Milosz's ABC's reviewed by Dana Gioia
in San Francisco Magazine, December 2000

No Bay Area writer commands more public prestige or private respect than Czeslaw Milosz. It isn't just the Nobel Prize for literature the Polish émigré poet and critic won in 1980. Even before he earned that ultimate honor, I never heard anyone–no matter what his or her literary politics–speak of Milosz with anything less than awe.

That enormous respect, however, is usually mixed with a large dose of intimidation. Milosz not only seems a major literary figure, he is also a profoundly European one. He may have spent the last forty years in California, but his prolific work remains rooted in the distant and turbulent history of Eastern Europe. Even his name announces his mysterious foreign status. Pronounce his surname correctly (Mee-wash), and even literati give you funny looks.

Born in Czarist-controlled Lithuania in 1911, Milosz grew up in the precarious new democratic Poland created after World War I. The young writer soon witnessed the destruction of his two homelands and survived both Hitler and Stalin. Meanwhile he became a leader in Poland's "Catastrophist" school of poetry–a literary name that aptly describes the world of his early adulthood.

If this underground resistance member physically survived the Nazi Occupation, he soon lost his Marxist idealism in Stalinist Poland. He defected to the West in 1954. He lived first in Paris, but his sensibility had been too strongly formed by modern apocalypse to pursue art for art's sake. Milosz became the bard of history and deconstructionist of totalitarianism–not only in verse but in such prose classics as The Captive Mind (1953), an incisive study of the Communist mentality. In 1960 Milosz joined the faculty of U.C. Berkeley where he taught until he retired in 1984.

For readers curious to discover this formidable talent, there is no more accessible introduction than the new book, Milosz's ABC's. The ABC is a Polish genre composed of short prose pieces alphabetically arranged. Milosz has used the form to create an unchronological intellectual and spiritual autobiography. Composed of sections mostly only one or two pages long, the book moves in short lyric bursts of memory. The tone is intimate, but the content is impressively rich, including politics, history, literature, and religion.
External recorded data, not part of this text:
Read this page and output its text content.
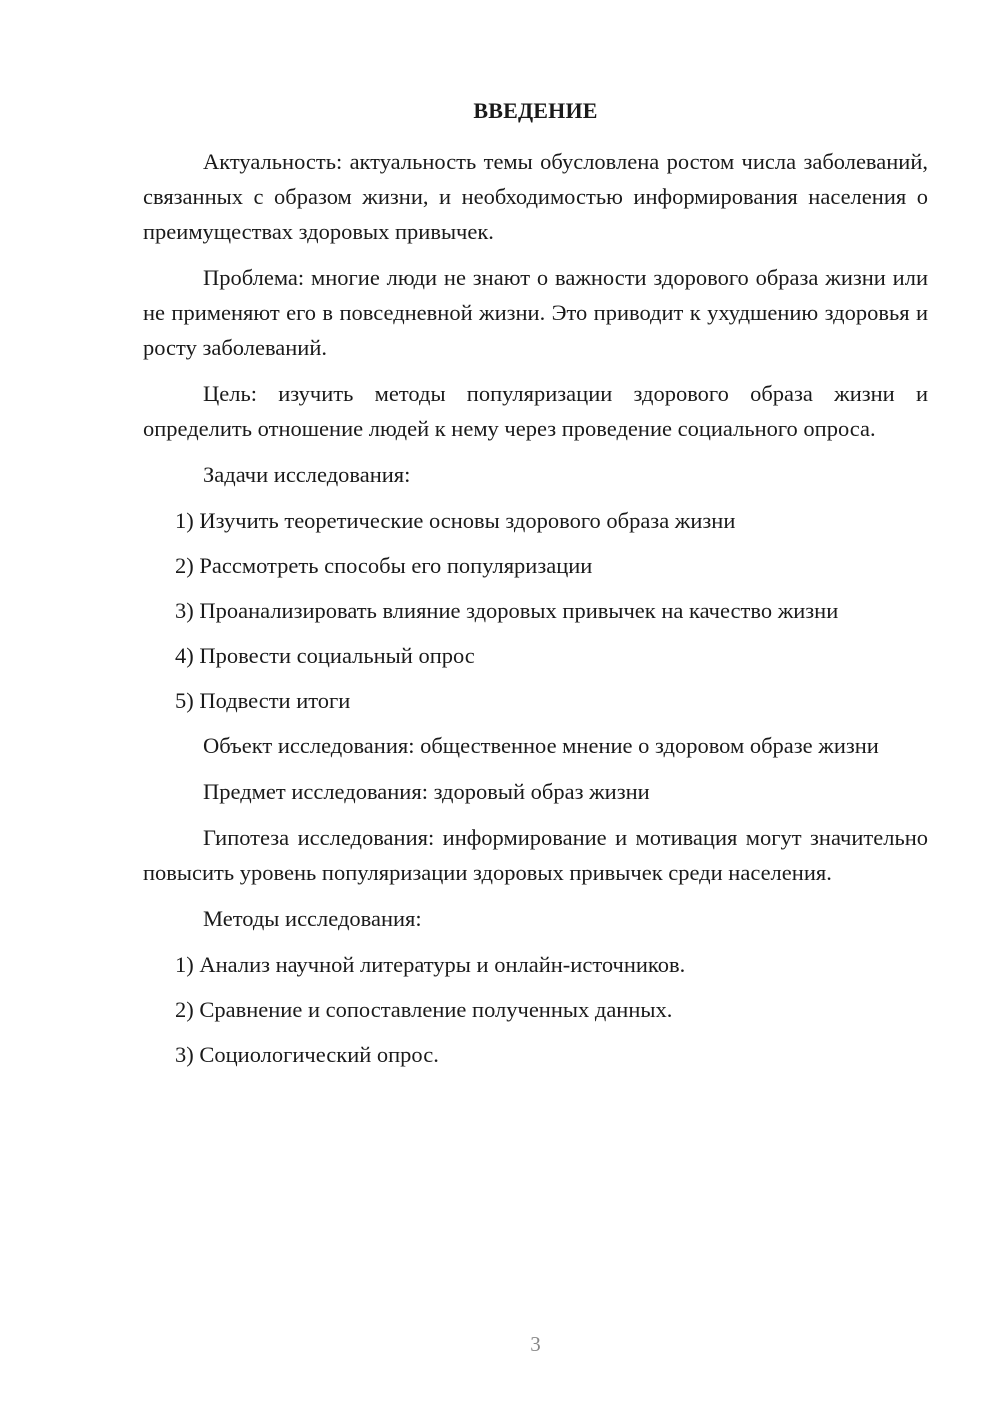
ВВЕДЕНИЕ

Актуальность: актуальность темы обусловлена ростом числа заболеваний, связанных с образом жизни, и необходимостью информирования населения о преимуществах здоровых привычек.

Проблема: многие люди не знают о важности здорового образа жизни или не применяют его в повседневной жизни. Это приводит к ухудшению здоровья и росту заболеваний.

Цель: изучить методы популяризации здорового образа жизни и определить отношение людей к нему через проведение социального опроса.

Задачи исследования:

1) Изучить теоретические основы здорового образа жизни
2) Рассмотреть способы его популяризации
3) Проанализировать влияние здоровых привычек на качество жизни
4) Провести социальный опрос
5) Подвести итоги

Объект исследования: общественное мнение о здоровом образе жизни

Предмет исследования: здоровый образ жизни

Гипотеза исследования: информирование и мотивация могут значительно повысить уровень популяризации здоровых привычек среди населения.

Методы исследования:

1) Анализ научной литературы и онлайн-источников.
2) Сравнение и сопоставление полученных данных.
3) Социологический опрос.
3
Most of Milosz's ABC's consists of concise but evocative portraits of people the author once knew. Some are famous like novelists Albert Camus and Arthur Koestler, but many are forgotten Polish and Lithuanian intellectuals. Milosz's accounts of these brilliant idealists trapped by the tragedies or absurdities of modern history make chilling but compelling reading. (How easy and uneventful, by comparison, are the lives of American writers!) So expressively does the author summon up their memories that soon the reader not only shares Milosz's interest in their lives but also feels his complex emotional attachments.

"Because we live in time," Milosz writes, "we are subject to the law that nothing lasts forever." Milosz's ABC's attempts to rescue a few exemplary people, places, and events from oblivion. "My heroes appear in a flash," the author confesses–admitting that he could have treated his material more expansively in a novel or memoir. But he has been true to his talent. Milosz's ABC's may be written in expository prose, but its impact is lyrically poetic.